Perché non leggerlo Quel fuoco capace di ardere e scaldare in tante altre pagine londoniane, qui, non scoppietta. Non riesce veramente a tenere compagnia, ad appassionare, a coinvolgere. I personaggi, non solo i protagonisti Avis ed Ernest, si diluiscono troppo nel didascalico racconto di un racconto. E i momenti di 'didattica', declinati anche con le frequenti note, sono artifici che hanno sì il merito di delineare i contorni della storia, calibrandone l'angolo di osservazione, ma asciugano l'empatia, rendendola troppo stanca e accidentale.
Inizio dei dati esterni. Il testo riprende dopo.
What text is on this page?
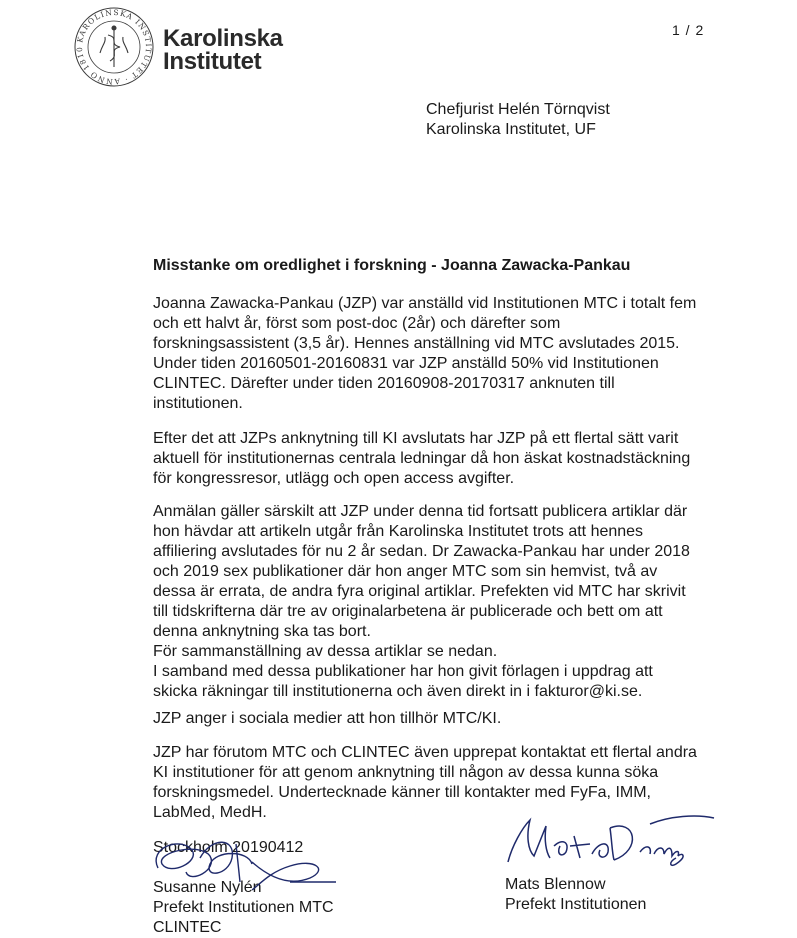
KAROLINSKA INSTITUTET · ANNO 1810	Karolinska
Institutet
1 / 2
Chefjurist Helén Törnqvist
Karolinska Institutet, UF
Misstanke om oredlighet i forskning - Joanna Zawacka-Pankau

Joanna Zawacka-Pankau (JZP) var anställd vid Institutionen MTC i totalt fem

och ett halvt år, först som post-doc (2år) och därefter som

forskningsassistent (3,5 år). Hennes anställning vid MTC avslutades 2015.

Under tiden 20160501-20160831 var JZP anställd 50% vid Institutionen

CLINTEC. Därefter under tiden 20160908-20170317 anknuten till

institutionen.

Efter det att JZPs anknytning till KI avslutats har JZP på ett flertal sätt varit

aktuell för institutionernas centrala ledningar då hon äskat kostnadstäckning

för kongressresor, utlägg och open access avgifter.

Anmälan gäller särskilt att JZP under denna tid fortsatt publicera artiklar där

hon hävdar att artikeln utgår från Karolinska Institutet trots att hennes

affiliering avslutades för nu 2 år sedan. Dr Zawacka-Pankau har under 2018

och 2019 sex publikationer där hon anger MTC som sin hemvist, två av

dessa är errata, de andra fyra original artiklar. Prefekten vid MTC har skrivit

till tidskrifterna där tre av originalarbetena är publicerade och bett om att

denna anknytning ska tas bort.

För sammanställning av dessa artiklar se nedan.

I samband med dessa publikationer har hon givit förlagen i uppdrag att

skicka räkningar till institutionerna och även direkt in i fakturor@ki.se.

JZP anger i sociala medier att hon tillhör MTC/KI.

JZP har förutom MTC och CLINTEC även upprepat kontaktat ett flertal andra

KI institutioner för att genom anknytning till någon av dessa kunna söka

forskningsmedel. Undertecknade känner till kontakter med FyFa, IMM,

LabMed, MedH.

Stockholm 20190412
Susanne Nylén
Prefekt Institutionen MTC
CLINTEC
Mats Blennow
Prefekt Institutionen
La frase «Uomini, donne e bambini, vestiti di stracci e cenci, oscure intelligenze feroci i cui lineamenti avevano preso le sembianze divine e avevano impresse quelle diaboliche, scimmie e tigri, bestie da soma anemiche, tisiche e pelose, volti esangui da cui la società vampira aveva succhiato la linfa vitale, forme gonfie ingrossate dall'obesità e dalla corruzione fisica, megere avvizzite e teste di morto barbute come patriarchi, gioventù putrefatta e putrefatta vecchiaia, volti di demoni, mostri deformi, ricurvi, sfigurati dalla devastazione della malattia e dagli errori della denutrizione cronica, rifiuto e feccia della vita, un'orda furiosa urlante, stridente, demoniaca».
Déjà lu Il popolo degli abissi, Jack London; 1984, George Orwell; La macchina del tempo, Herbert George Weels; La giungla, Upton Sinclair; Il mondo nuovo, Aldous Huxley.